Treating mental disorders & in education. Classical conditioning applied in aversion therapy to help addicts & systematic desensitisation help with phobias. Education-operant conditioning underlies successful teaching strategies. Positive reinforcement & punishment helped shape behaviour in class & school environment.
Skinner (1954):
Applied operant conditioning to teaching-designed a mechanical programmed instruction device. Believed classroom teaching often ineffective as students learn at different rates & reinforcements are therefore too variable to be effective & delayed due to lack of individual attention. Teaching machine: each student can work at own pace & receive reinforcements to encourage future learning. Answer correct-student reinforced, answer wrong- further explanation offered. Immediate feedback (effective). Breaks learning process into small steps so student receives frequent rewards.
Scientific & objective:
Studies behaviour that's observable & directly measurable. Intangible concepts (e.g, feelings & thoughts) operationalised in terms of stimulus & response behaviours. Believe through use of scientific method, we can analyse, quantify & compare behaviour. Enables us to distinguish beliefs from facts. Evidence to show treatments for mental disorders are successful or not.
Focus on the here & now:
Not concerned with someone's past. Treatments focus on current symptoms & trying to remove them (doesn't look at causes).

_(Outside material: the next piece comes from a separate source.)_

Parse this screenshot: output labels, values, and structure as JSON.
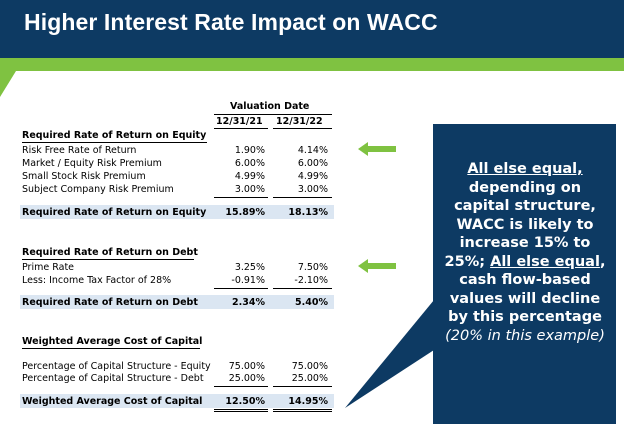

E.g, aversion therapy treats alcoholism by teaching person new stimulus-response link between alcohol & nausea-reduces undesirable behaviour. Doesn't try understand why person turned to alcohol. Systematic desensitisation- new link made between fear & relaxation. Doesn't try find out why phobia occurred in first place. Some people may prefer not looking into past or less complicated to do so- not successful for all disorders.
Emphasis on nurture:
Environment shapes behaviour. Nature ignored. E.g, wouldn't consider how genetic make-up could influence personality & behaviour. Role of external factors exaggerated. Behaviour is actually governed by many internal factors such as motivation, emotion & innate abilities. (If learning was all that mattered, everyone could become surgeon or rocket scientist).
Determinist:
Believe behaviour influenced almost exclusively by associations made between certain environmental stimuli (classical conditioning) or rewards/punishments provided by environment (operant conditioning). Controlled by external factors. Doesn't consider thought processes that occur before we behave in certain way & suggests we're not making choice. Undermines free will- says no personal or moral responsibility for behaviour. Bad social implications (can't be held responsible so should be punished to change behaviour rather than being taught to think responsibly).
More relevant to animals than humans:
Behaviourism roots in experiments with animals (Pavlov & Skinner). Systematic desensitisation also initially developed with animal research.
Wolpe (1958):
Created phobia in cats by placing them in cages & administering repeated electric shocks. Found he could reduce this learned anxiety response by placing food near cage that was similar to OG. Eating diminished anxiety response (reciprocal inhibition)-gradually cats could be placed in cages more & more similar to OG without anxiety symptoms.
Wolpe (1973):
(Human anxiety may not respond in same way). Treated woman for insect fear & found SD did not cure phobia. Her husband (she was not getting on with) was nicknamed after insect. Fear was not result of conditioning-represented marital problems. Wolpe recommended marital counselling which succeeded where SD failed.